Lanvin is much adored for its female-flattering looks. At the entrance of the show on Sunday, as I watched the editors come in, I was strangely reminded of The Rocky Horror Picture Show. No one was in drag mind you (although the Paris Vogue editors certainly can work a bondage look!), but it was more that cult feeling. Women come to the Lanvin show knowing all the words to the song and knowing they will like what they hear.

Of course fashion must be new every season, but you can get away with being less new when you know how to cut a dress like Alber Elbaz.

A retailer friend tells me that Lanvin (which is sold in Chicago at several large department stores—plus Ikram, Neapolitan, and Barneys, to name just a few), is her best seller. Why is this so? The Lanvin DNA consists of pearls and ribbons and velvet—materials that can be very good (or very, very bad, depending on who is using them)—but the cuts are full of dignity, and accessible to various body types. How many tight leather leggings did I see on the runway this week? Too many.

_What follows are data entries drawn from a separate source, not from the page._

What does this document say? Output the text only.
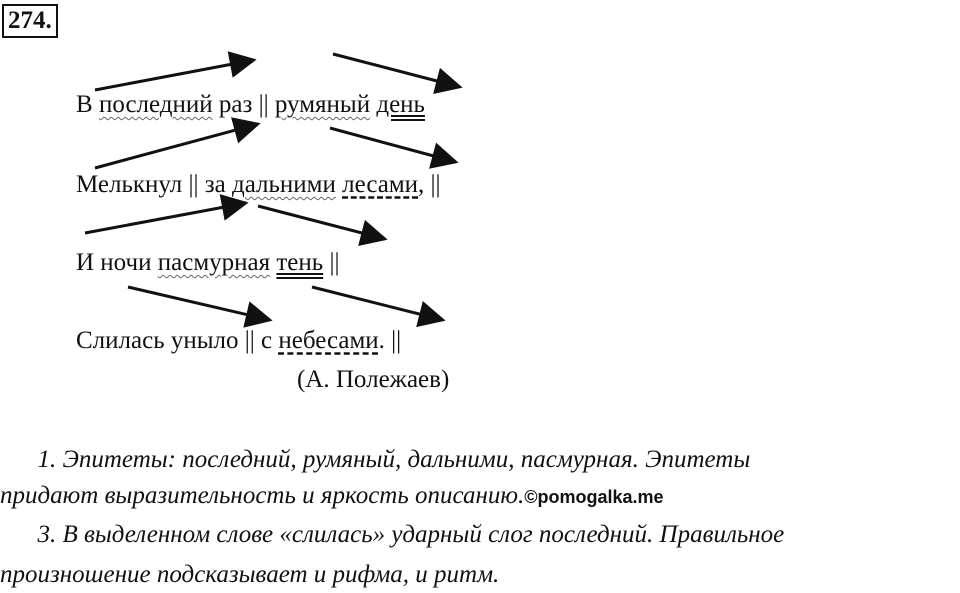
274.
В последний раз || румяный день
Мелькнул || за дальними лесами, ||
И ночи пасмурная тень ||
Слилась уныло || с небесами. ||
(А. Полежаев)
1. Эпитеты: последний, румяный, дальними, пасмурная. Эпитеты
придают выразительность и яркость описанию.©pomogalka.me
3. В выделенном слове «слилась» ударный слог последний. Правильное
произношение подсказывает и рифма, и ритм.
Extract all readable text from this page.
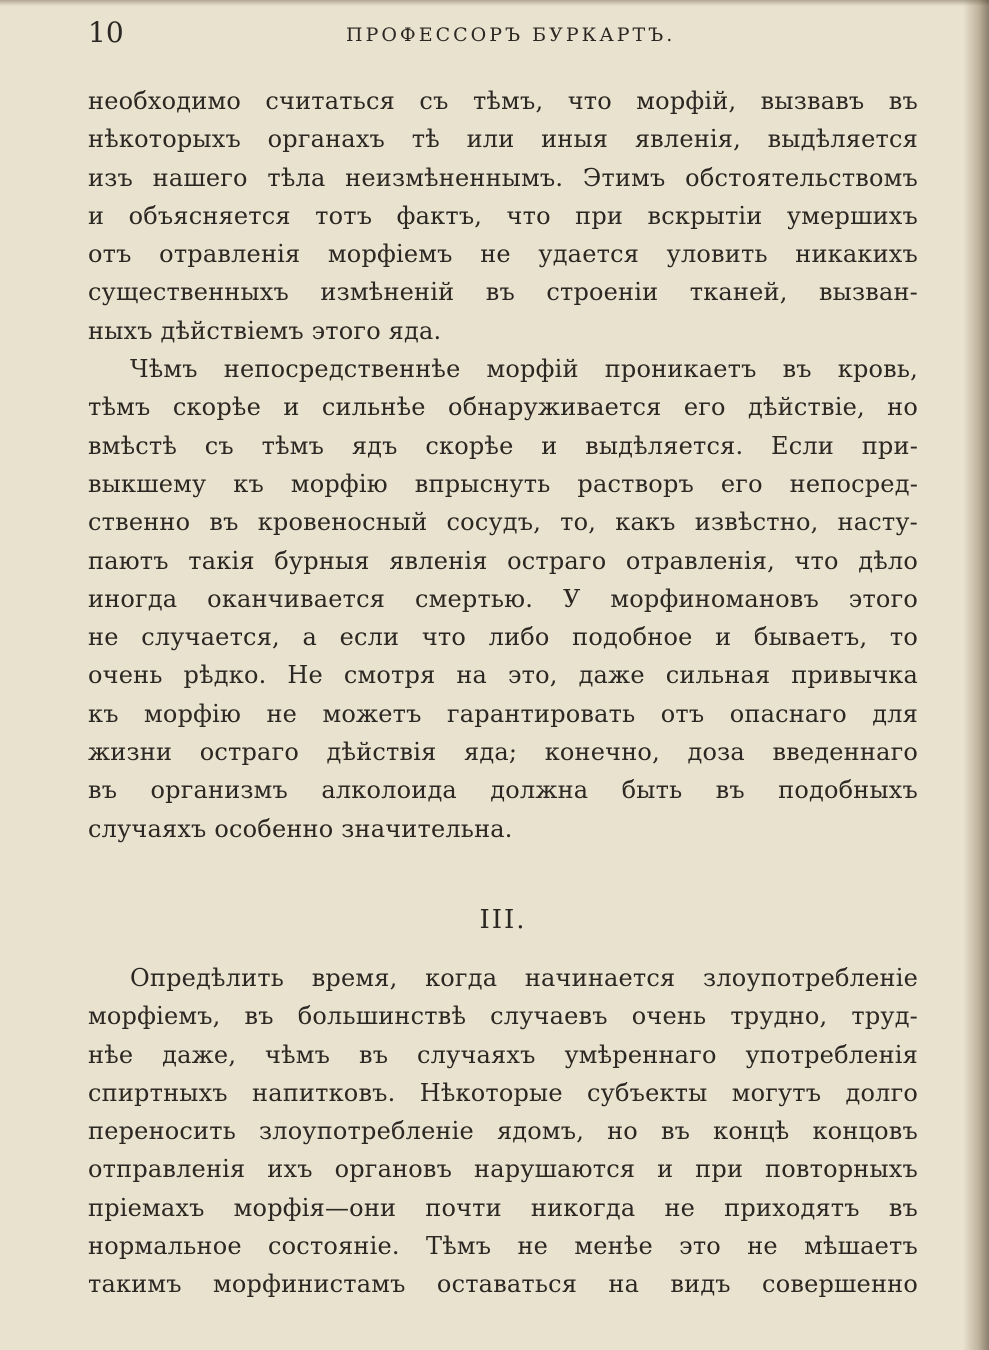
10	ПРОФЕССОРЪ БУРКАРТЪ.
необходимо считаться съ тѣмъ, что морфій, вызвавъ въ
нѣкоторыхъ органахъ тѣ или иныя явленія, выдѣляется
изъ нашего тѣла неизмѣненнымъ. Этимъ обстоятельствомъ
и объясняется тотъ фактъ, что при вскрытіи умершихъ
отъ отравленія морфіемъ не удается уловить никакихъ
существенныхъ измѣненій въ строеніи тканей, вызван-
ныхъ дѣйствіемъ этого яда.
Чѣмъ непосредственнѣе морфій проникаетъ въ кровь,
тѣмъ скорѣе и сильнѣе обнаруживается его дѣйствіе, но
вмѣстѣ съ тѣмъ ядъ скорѣе и выдѣляется. Если при-
выкшему къ морфію впрыснуть растворъ его непосред-
ственно въ кровеносный сосудъ, то, какъ извѣстно, насту-
паютъ такія бурныя явленія остраго отравленія, что дѣло
иногда оканчивается смертью. У морфиномановъ этого
не случается, а если что либо подобное и бываетъ, то
очень рѣдко. Не смотря на это, даже сильная привычка
къ морфію не можетъ гарантировать отъ опаснаго для
жизни остраго дѣйствія яда; конечно, доза введеннаго
въ организмъ алколоида должна быть въ подобныхъ
случаяхъ особенно значительна.
III.
Опредѣлить время, когда начинается злоупотребленіе
морфіемъ, въ большинствѣ случаевъ очень трудно, труд-
нѣе даже, чѣмъ въ случаяхъ умѣреннаго употребленія
спиртныхъ напитковъ. Нѣкоторые субъекты могутъ долго
переносить злоупотребленіе ядомъ, но въ концѣ концовъ
отправленія ихъ органовъ нарушаются и при повторныхъ
пріемахъ морфія—они почти никогда не приходятъ въ
нормальное состояніе. Тѣмъ не менѣе это не мѣшаетъ
такимъ морфинистамъ оставаться на видъ совершенно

A notable moment of the show was when three models walked consecutively in bright, leopard patterned dresses. Suddenly after that, things got very, very colorful (this included some fantastic shoes that looked like they were covered in Lite-Brite pegs). It was Elbaz throwing some spice into the pot, Emeril style. There was a touching burst of applause from the audience.

Timeless looks, a positive attitude about women and their various shapes, and the dignity that comes with that—these are the things will ensure that Lanvin sells like hotcakes even as the economy tanks. And also that women will feel as good as the disco music Elbaz always favors for his finale.